We're going to see Apple and Google compete over services and AI/OS integration instead, it will probably be years before your OEM takes local models seriously.
Running KIMI on a phone is not possible today and I agree with you that it will "probably be years before..." it is.
But how many years do you guess? I personally do not think it will take even 10 years for the situation to be commonplace.
Do you personally remember how far smartphones progressed in the past 10 years? It's not as long a time as you think it is, the limits of what a smartphone GPU is capable of did not substantially change in that time. Nor did the amount of onboard RAM that we include in the package. This is true even for Nvidia's ARM SOCs, frankly.
Apple, Microsoft and Google all eventually want to enforce OS-level lock-in for the most profitable AI services (eg. their own). It's much more attainable and profitable to use that lock-in to sell you exclusive service integration, the local AI revolution probably won't begin on their hardware.
I don't think we'll see home users being able to match even the low end clouds for a long time.
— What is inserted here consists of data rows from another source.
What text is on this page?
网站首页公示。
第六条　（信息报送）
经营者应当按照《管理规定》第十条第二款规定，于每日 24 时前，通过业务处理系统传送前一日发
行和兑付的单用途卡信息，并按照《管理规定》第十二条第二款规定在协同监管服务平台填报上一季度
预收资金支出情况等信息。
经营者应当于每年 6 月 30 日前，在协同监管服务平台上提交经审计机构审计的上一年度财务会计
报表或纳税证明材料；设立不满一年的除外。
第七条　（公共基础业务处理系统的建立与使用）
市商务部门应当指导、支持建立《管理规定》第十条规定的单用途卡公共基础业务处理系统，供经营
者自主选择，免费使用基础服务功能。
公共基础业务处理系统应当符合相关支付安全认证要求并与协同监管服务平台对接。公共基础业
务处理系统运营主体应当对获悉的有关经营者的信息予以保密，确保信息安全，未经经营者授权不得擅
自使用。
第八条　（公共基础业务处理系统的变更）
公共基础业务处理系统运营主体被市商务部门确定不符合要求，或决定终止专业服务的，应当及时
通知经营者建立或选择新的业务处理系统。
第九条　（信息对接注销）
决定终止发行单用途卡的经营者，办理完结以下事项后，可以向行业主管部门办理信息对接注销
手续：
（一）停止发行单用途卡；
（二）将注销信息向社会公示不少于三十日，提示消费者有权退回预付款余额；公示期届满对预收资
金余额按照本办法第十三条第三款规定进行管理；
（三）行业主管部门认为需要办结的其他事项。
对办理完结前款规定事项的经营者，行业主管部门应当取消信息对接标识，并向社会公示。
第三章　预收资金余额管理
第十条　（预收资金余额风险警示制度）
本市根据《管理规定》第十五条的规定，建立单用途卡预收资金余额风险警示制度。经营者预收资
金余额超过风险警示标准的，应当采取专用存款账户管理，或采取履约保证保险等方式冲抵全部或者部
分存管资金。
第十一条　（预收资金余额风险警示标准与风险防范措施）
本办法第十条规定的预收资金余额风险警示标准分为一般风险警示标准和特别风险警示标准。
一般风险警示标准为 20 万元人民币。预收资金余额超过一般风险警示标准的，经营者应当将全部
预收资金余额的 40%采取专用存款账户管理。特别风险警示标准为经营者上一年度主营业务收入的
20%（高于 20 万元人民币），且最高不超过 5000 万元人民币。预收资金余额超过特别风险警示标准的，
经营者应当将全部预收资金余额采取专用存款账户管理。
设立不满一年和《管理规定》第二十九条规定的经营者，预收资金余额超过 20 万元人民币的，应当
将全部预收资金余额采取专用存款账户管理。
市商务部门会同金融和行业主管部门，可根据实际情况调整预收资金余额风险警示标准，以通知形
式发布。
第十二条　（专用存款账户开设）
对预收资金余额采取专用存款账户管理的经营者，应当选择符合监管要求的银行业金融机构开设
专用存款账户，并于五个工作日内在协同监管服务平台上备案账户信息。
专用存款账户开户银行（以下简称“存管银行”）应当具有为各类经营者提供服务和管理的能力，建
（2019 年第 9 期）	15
Longer term I think we'll see these uses of AI cluster into a few groups:
- maximal code / reasoning quality, at high prices (Fable)
- typical code / agents (sub-Opus, Terra)
- cheap but decent enough quality (think Deepseek / GLM / Luna)
- so cheap I don't care about utilization (Deepseek, and friends)
And also more niche ones:
- ultra fast with high quality answers (typically sub-SOTA). Cerebras / dedicated silicon type approaches, expensive.
- ultra fast with mostly-adequate answers, and an openness to retries, moving up to better models
I think the open models will dominate (not with individuals, but low cost providers) all except the top 1-2 of those categories, and there will be a continuous erosion on the big player's moats. The top categories are also where all the money is, but I'm not sure it can justify those investments long-term. I also think they will have to squeeze more money out of them to justify the investments, which will also drive people down the list.
Edit: clarifications.
But they're not. Meta, SpaceX, Microsoft, Amazon, they're all leasing out capacity to others. If they were truly constrained, we wouldn't see that happening.
I wouldn't rule out the possibility completely, but it won't be very common.